Mysterious backlash: Team asked to investigate missing containers finds their names in FIR

FBR chief, two intelligence officers go to court to have case quashed.


Our Correspondent March 03, 2012

KARACHI: The chief of the Federal Board of Revenue and two intelligence officers from Peshawar have gone to court for being included in an FIR for a case they were actually investigating.

The three men were tasked with looking into the missing containers which were destined from Karachi to Afghanistan. But then, a Karachi deputy customs collector, Jamshed Ali Talpur, filed a complaint and the Jackson police put their names in the missing containers FIR on October 26, 2011.

These three men now want the FIR thrown out.

Leading up to the investigation

After the media highlighted that there was massive pilferage going on in the Afghan Transit Trade (ATT), the case became commonly known as the Isaf container scam.

The Supreme Court took notice of it and after a hearing on September 30, 2010, ordered the federal tax ombudsman to investigate the matter. The court wanted answers to 15 specific questions.

The chairman of the Federal Board of Revenue, Hafiz Muhammad Anees, and two intelligence officers Saad Iqbal and Jawwad Sultan went to work. They found that from January 1, 2007 to October 15, 2010, 7,922 containers never crossed the Pakistan-Afghan border and were either pilfered or dropped within Pakistan’s limits, causing an estimated revenue loss of Rs19 billion. They identified as a “sample case” two companies - Lunar Products, Kabul and Messrs Köpcke Global Trading, Kabul. They found that 52 containers were fraudulently imported in Nato/Isaf’s name.
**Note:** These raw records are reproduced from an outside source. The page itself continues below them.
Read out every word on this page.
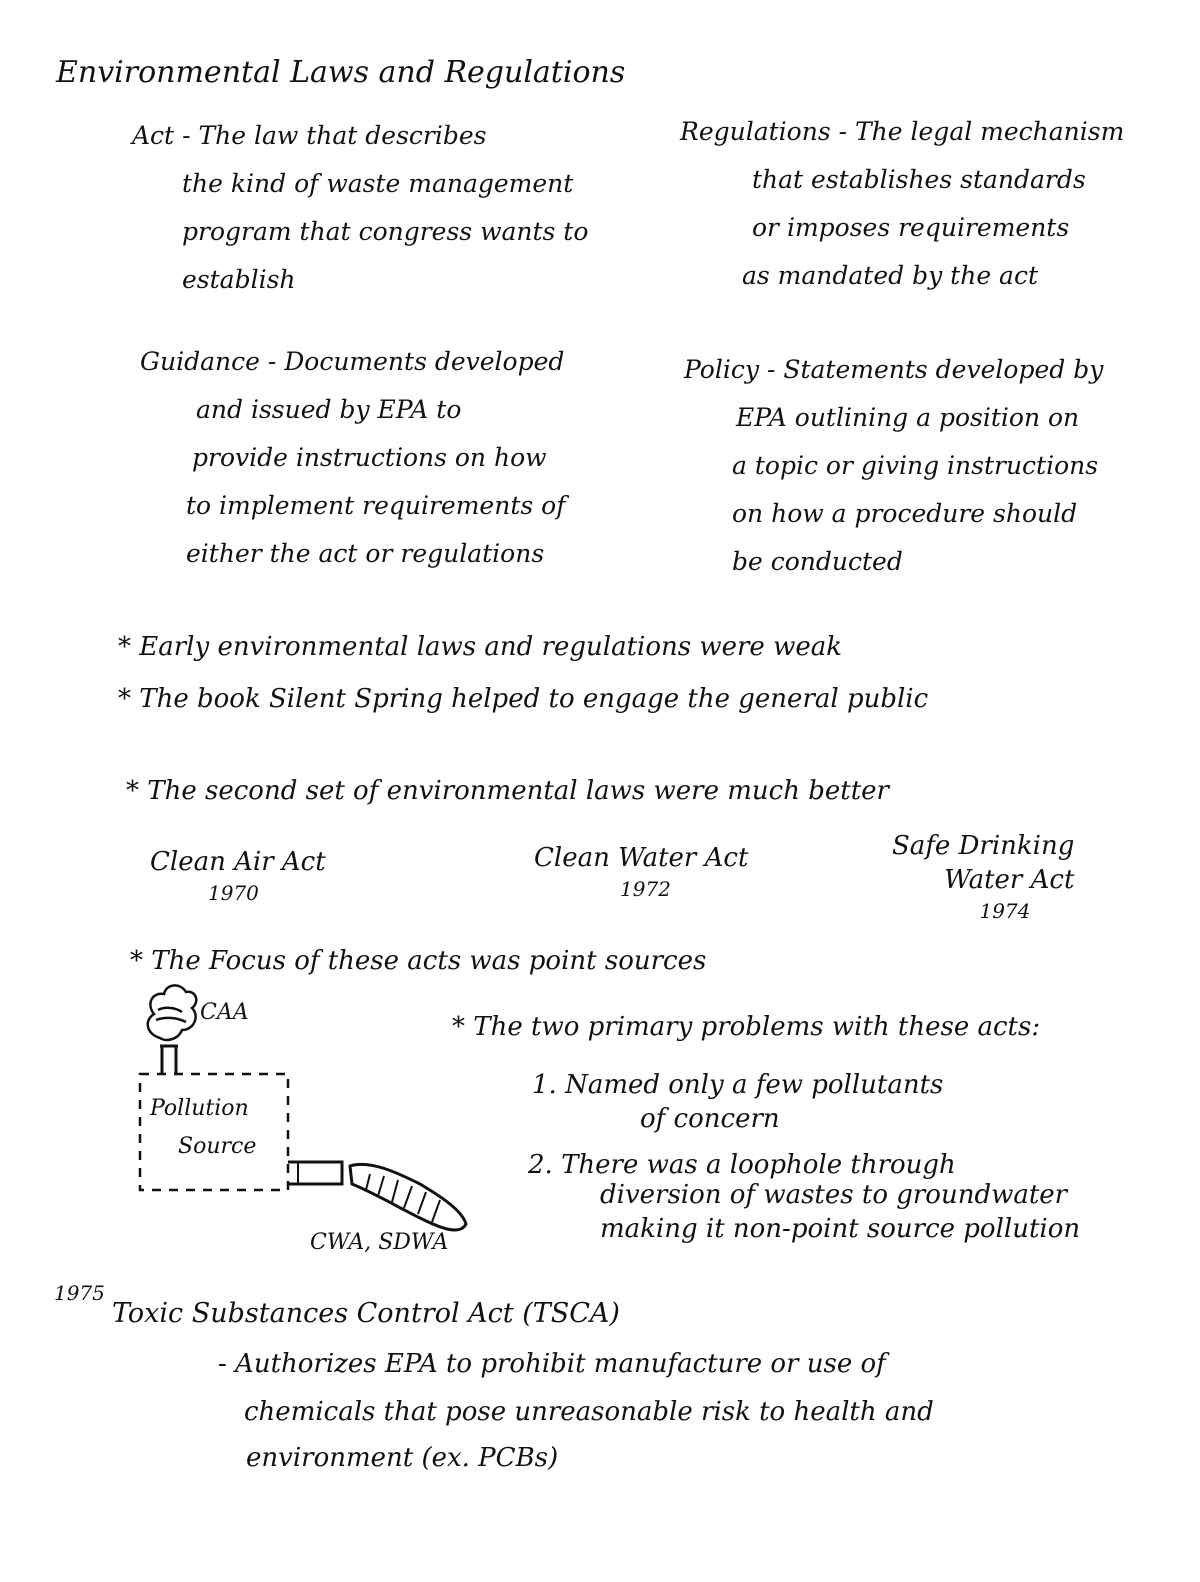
Environmental Laws and Regulations
Act - The law that describes
the kind of waste management
program that congress wants to
establish
Regulations - The legal mechanism
that establishes standards
or imposes requirements
as mandated by the act
Guidance - Documents developed
and issued by EPA to
provide instructions on how
to implement requirements of
either the act or regulations
Policy - Statements developed by
EPA outlining a position on
a topic or giving instructions
on how a procedure should
be conducted
* Early environmental laws and regulations were weak
* The book Silent Spring helped to engage the general public
* The second set of environmental laws were much better
Clean Air Act
1970
Clean Water Act
1972
Safe Drinking
Water Act
1974
* The Focus of these acts was point sources
CAA
Pollution
Source
CWA, SDWA
* The two primary problems with these acts:
1. Named only a few pollutants
of concern
2. There was a loophole through
diversion of wastes to groundwater
making it non-point source pollution
1975
Toxic Substances Control Act (TSCA)
- Authorizes EPA to prohibit manufacture or use of
chemicals that pose unreasonable risk to health and
environment (ex. PCBs)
This team submitted eight progress reports to the Supreme Court and it surfaced that 28,802 commercial and 3,542 non commercial containers never crossed the border.

But then, in October 2011, the deputy customers collector filed an FIR naming the team as accused in the container case.

This team has now appealed to the court to declare the FIR as mala fide and direct the investigating officer to revoke it.

The Sindh High Court issued notices for explanations to the deputy collector, inspector general of police, the Jackson police station investigating officer and judicial magistrate VI, South. The notices have been issued for March 22.

Published in The Express Tribune, March 3rd, 2012.

COMMENTS (1)

Parvez | 12 years ago | Reply

A small container is roughly 20ftx8ftx8.5ft while a 40ft is double in length. If one can not keep track of of a box this size in today's age of technology it is not because of the lack of a way to do it but because of a lack of the will to do it. Reason being that big money is made where confusion is created. If some small guys are be made the scapegoat and matter closed it would be tragic, but then history has a way of repeating itself.